Interestingly, Jehovah's Witnesses, like the CPSU in the last stage of its existence, moved to a gerontocratic system of governance. In both cases, there were very old people in the highest posts.

Franz's reforms created the organization of Jehovah's Witnesses that we know today. Franz introduced a new practice – "disconnection" (or "disfellowshipping") – and developed methods for the practical implementation of the sect's total control over its members. To understand what "disconnection" means, you need to make a little explanation. Jehovah's Witnesses believe that they live under the only true – theocratic – government. Christ appeared in 1914 and has been invisibly present on earth ever since, and he gave real power to his ViBR, the Watchtower Governing Corporation, which governs the faithful, and in fact the entire earth, because only the faithful recognize this rulership. The ruling corporation is the messenger and embodiment of Christ's rule throughout the world, and because it is a ViBR, Jehovah has placed it over many. But since the Jehovah's Witnesses do not have their own country that would recognize the rule of the VIBR, they do not have real power in any country. If there were such a country, then they could apply their own laws there, which, as we can assume, would be very harsh. For apostates and traitors, there can be only one measure of punishment – eternal death, but the Jehovah's Witnesses cannot execute anyone yet, they do not have the right. However, they can consider everyone who has fallen away already dead, non-existent. And if they see such a person on the street, they have to walk through him, as if they were seeing a ghost; No communication with him is possible in principle. After the Dane mentioned above left the Jehovah's Witnesses, he was "deprived of fellowship" and became dead to his parents. When asked about him, the father and mother said that their son was dead, and in the street they passed by without noticing him. So did all his former friends and acquaintances. Whoever violates the ban on communication with the expelled or left the sect will himself fall under the death sentence, which seems to be suspended in the air, but for the members of the sect is quite real:

Another danger to our spirituality is apostates. By avoiding all contact with these opponents of the truth, we will save ourselves from their perverted thinking.

... In general, one should not talk to an exiled person or even greet him... We must hate them in the truest sense of the word, that is, treat them with extreme and manifest abhorrence, consider them disgusting, vile, filthy, and abhor them.81

Thus, Franz dotted the i's: the only immutable and unchanging object of faith of Jehovah's Witnesses is not the invisible God, with whom communion is not provided for in any way by their doctrine, but the visible and real "Spirit-directed" organization.
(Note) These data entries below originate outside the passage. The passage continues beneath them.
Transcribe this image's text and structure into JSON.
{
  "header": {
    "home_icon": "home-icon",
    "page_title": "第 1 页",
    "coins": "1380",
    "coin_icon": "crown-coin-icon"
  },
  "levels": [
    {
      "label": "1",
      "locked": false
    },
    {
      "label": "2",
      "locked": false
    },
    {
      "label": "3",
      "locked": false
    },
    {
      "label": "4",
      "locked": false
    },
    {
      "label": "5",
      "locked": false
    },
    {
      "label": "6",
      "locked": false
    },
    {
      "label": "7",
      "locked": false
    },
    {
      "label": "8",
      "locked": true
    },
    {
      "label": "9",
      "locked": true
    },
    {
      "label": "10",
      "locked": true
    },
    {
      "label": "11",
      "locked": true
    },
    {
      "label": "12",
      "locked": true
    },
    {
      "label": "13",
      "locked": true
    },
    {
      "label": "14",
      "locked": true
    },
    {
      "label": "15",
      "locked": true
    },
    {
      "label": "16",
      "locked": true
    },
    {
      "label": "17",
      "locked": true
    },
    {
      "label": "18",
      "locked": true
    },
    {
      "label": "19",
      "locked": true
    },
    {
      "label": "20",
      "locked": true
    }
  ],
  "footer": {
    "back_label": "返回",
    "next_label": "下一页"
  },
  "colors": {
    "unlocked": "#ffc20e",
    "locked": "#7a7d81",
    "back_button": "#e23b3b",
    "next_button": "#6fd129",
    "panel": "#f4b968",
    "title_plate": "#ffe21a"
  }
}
It is she, not God, who demands unquestioning obedience.

The highest-ranking Jehovah's Witnesses recognized that the basis of the sect's doctrine was the "unity of the organization." After Franz's reforms, the preservation of this unity became an end in itself for the sect: the Jehovah's Witness leadership protects it as a sacred thing, and goes to any lengths to preserve it, not allowing the slightest deviation from the system of requirements established by the organization. The most uncompromising struggle is being waged against dissent.